Before FieldAI, Agha spent seven years at NASA's Jet Propulsion Laboratory developing autonomous systems for exploring difficult environments, including Mars.
FieldAI
FieldAI's robotics software is used in the real world
FieldAI is among a small group of robotics startups with paying customers using its software to operate robots in the real world. Many companies are still in development or pilots with their robots because of a shortage of real-world training data. While AI chatbots are trained on vast amounts of text and images from the internet, no comparable trove of data exists yet for robots.
Agha said FieldAI's advantage comes from building software called Field Foundation Models that do not require huge amounts of training data for every task. Instead, the company uses physics and probability to build AI that is "risk-aware" and can make safe decisions in uncertain situations.
That has allowed FieldAI to deploy robots with customers more quickly than competitors. At first, robots equipped with a FieldAI "brain" performed basic tasks and collected data from real-world work. FieldAI used that data to improve its software, which helped robots handle more complex situations.
"If you don't have this architecture, it's a chicken and egg problem," Agha said. "You cannot deploy because you need data to have a model that works, and you need a brain to deploy to collect the data in the real world."
In construction, for example, FieldAI's robots can walk sites and take photos that update digital copies of construction projects. Usually, people walking around sites perform this work, and a robot is better suited because it can do it 24/7 and produce more detailed and accurate notes, Agha said.
The data that robots collect on-site helps improve FieldAI's software and enables it to add more robot capabilities over time.
Investors like Khosla Ventures backed FieldAI
Kanu Gulati, a partner at Khosla Ventures and an investor in FieldAI, first met the startup when Agha visited the firm's Menlo Park office with an early prototype. The robot navigated from the backyard to the garage on its own, created a 3D map, and found its way down a steep flight of stairs.
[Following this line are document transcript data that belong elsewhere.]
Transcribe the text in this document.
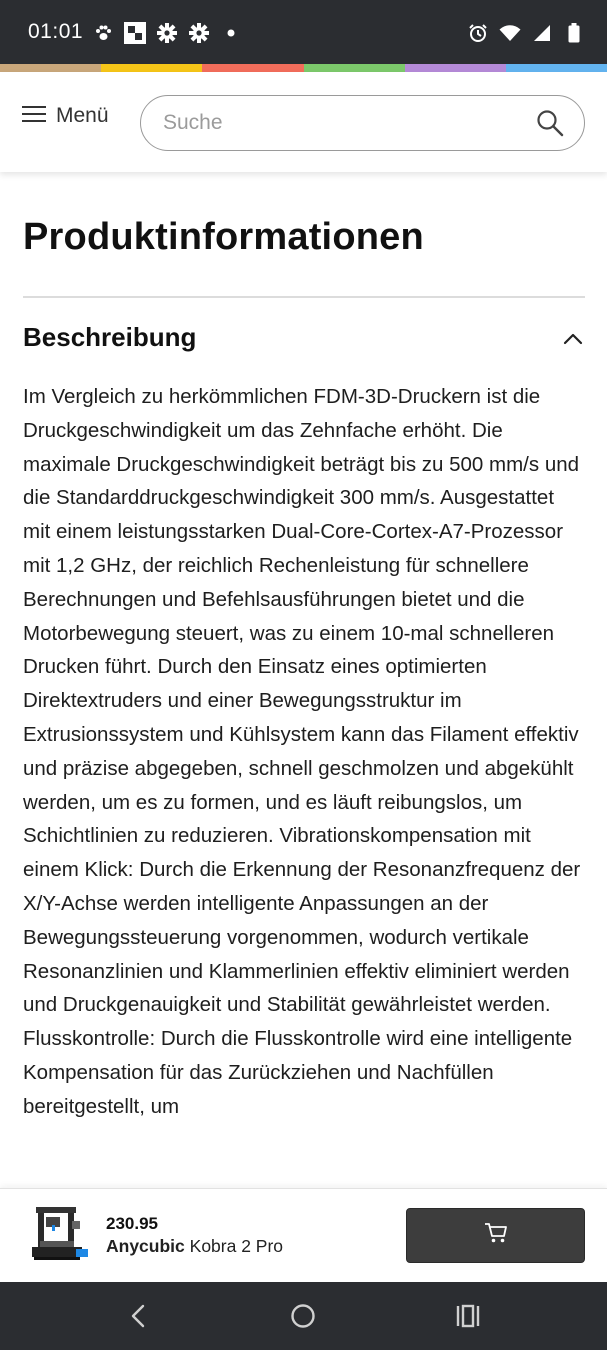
01:01
Menü
Suche
Produktinformationen
Beschreibung

Im Vergleich zu herkömmlichen FDM-3D-Druckern ist die Druckgeschwindigkeit um das Zehnfache erhöht. Die maximale Druckgeschwindigkeit beträgt bis zu 500 mm/s und die Standarddruckgeschwindigkeit 300 mm/s. Ausgestattet mit einem leistungsstarken Dual-Core-Cortex-A7-Prozessor mit 1,2 GHz, der reichlich Rechenleistung für schnellere Berechnungen und Befehlsausführungen bietet und die Motorbewegung steuert, was zu einem 10-mal schnelleren Drucken führt. Durch den Einsatz eines optimierten Direktextruders und einer Bewegungsstruktur im Extrusionssystem und Kühlsystem kann das Filament effektiv und präzise abgegeben, schnell geschmolzen und abgekühlt werden, um es zu formen, und es läuft reibungslos, um Schichtlinien zu reduzieren. Vibrationskompensation mit einem Klick: Durch die Erkennung der Resonanzfrequenz der X/Y-Achse werden intelligente Anpassungen an der Bewegungssteuerung vorgenommen, wodurch vertikale Resonanzlinien und Klammerlinien effektiv eliminiert werden und Druckgenauigkeit und Stabilität gewährleistet werden. Flusskontrolle: Durch die Flusskontrolle wird eine intelligente Kompensation für das Zurückziehen und Nachfüllen bereitgestellt, um

230.95
Anycubic Kobra 2 Pro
"It was impressive," Gulati said.
After speaking with potential customers in construction, mining, and nuclear sites, Gulati said it became clear how large the market could be for robots in those industries. She said FieldAI has an advantage because its robots are already deployed and collecting data from doing real work.
That gives the company "probably the best shot at doing the next level of complicated tasks," Gulati said, including moving materials and handling larger objects.
While FieldAI is still early in its development, Agha sees a future where robots of many shapes and sizes work across the economy.
"We are going to see robots in almost every aspect of our lives, starting on the industrial side and coming to the consumer side," he said.
Agility Robotics is another company with real-world deployments, including in Amazon warehouses and GXO logistics facilities. The humanoid company plans to go public in a deal valuing it at about $2.5 billion.